Em 2011 e 2012, os pesquisadores do LTDS da Coppe realizaram o primeiro projeto em parceria com a Royal Holloway, no âmbito do Fundo Newton, voltado para consumo consciente no Brasil e no Chile, onde contaram com a participação da Universidade Diego Portales. Com foco nas compras públicas sustentáveis realizadas pelos governos, o estudo teve como objetivo verificar se a população entendia que as aquisições eram feitas em seu nome, como contribuinte. Segundo a pesquisadora da Coppe, Rita Afonso, o resultado mostrou que não e que as pessoas que têm esta noção, este conhecimento, não tomam atitude para modificar o quadro.
Na pesquisa procuraram analisar que critério é utilizado e se o mesmo é adequado.

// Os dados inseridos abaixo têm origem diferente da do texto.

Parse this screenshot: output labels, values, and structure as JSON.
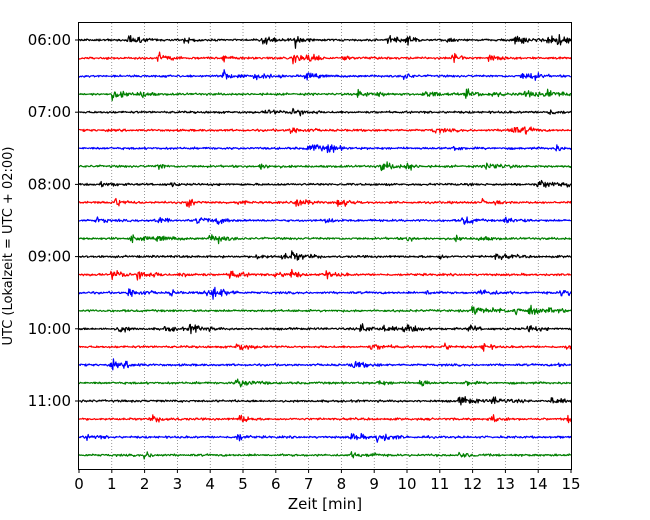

Como exemplo cita que os hospitais servem vegetais que têm alto índice de agrotóxico, que pode ser prejudicial à saúde do paciente. Outra questão que Rita chama a atenção é a origem do papel comprado pelas instituições governamentais, que mesmo obedecendo a lei de licitação, pode ser prejudicial caso o fabricante contribua para o desmatamento.
Na época, pesquisadores de Londres e do Chile ficaram impressionados com a existência da lei específica para os colégios municipais do Brasil, que podem comprar produtos agroecológicos com preços 30% maior do que a média do mercado, para favorecer a agricultura familiar. Por não conter agrotóxicos, tais produtos permitem melhor alimentação dos alunos e maior economia local, fortalecendo a comunidade. Esta experiência foi a motivação para participarem do atual edital da Faperj e focarem nos jovens de periferias.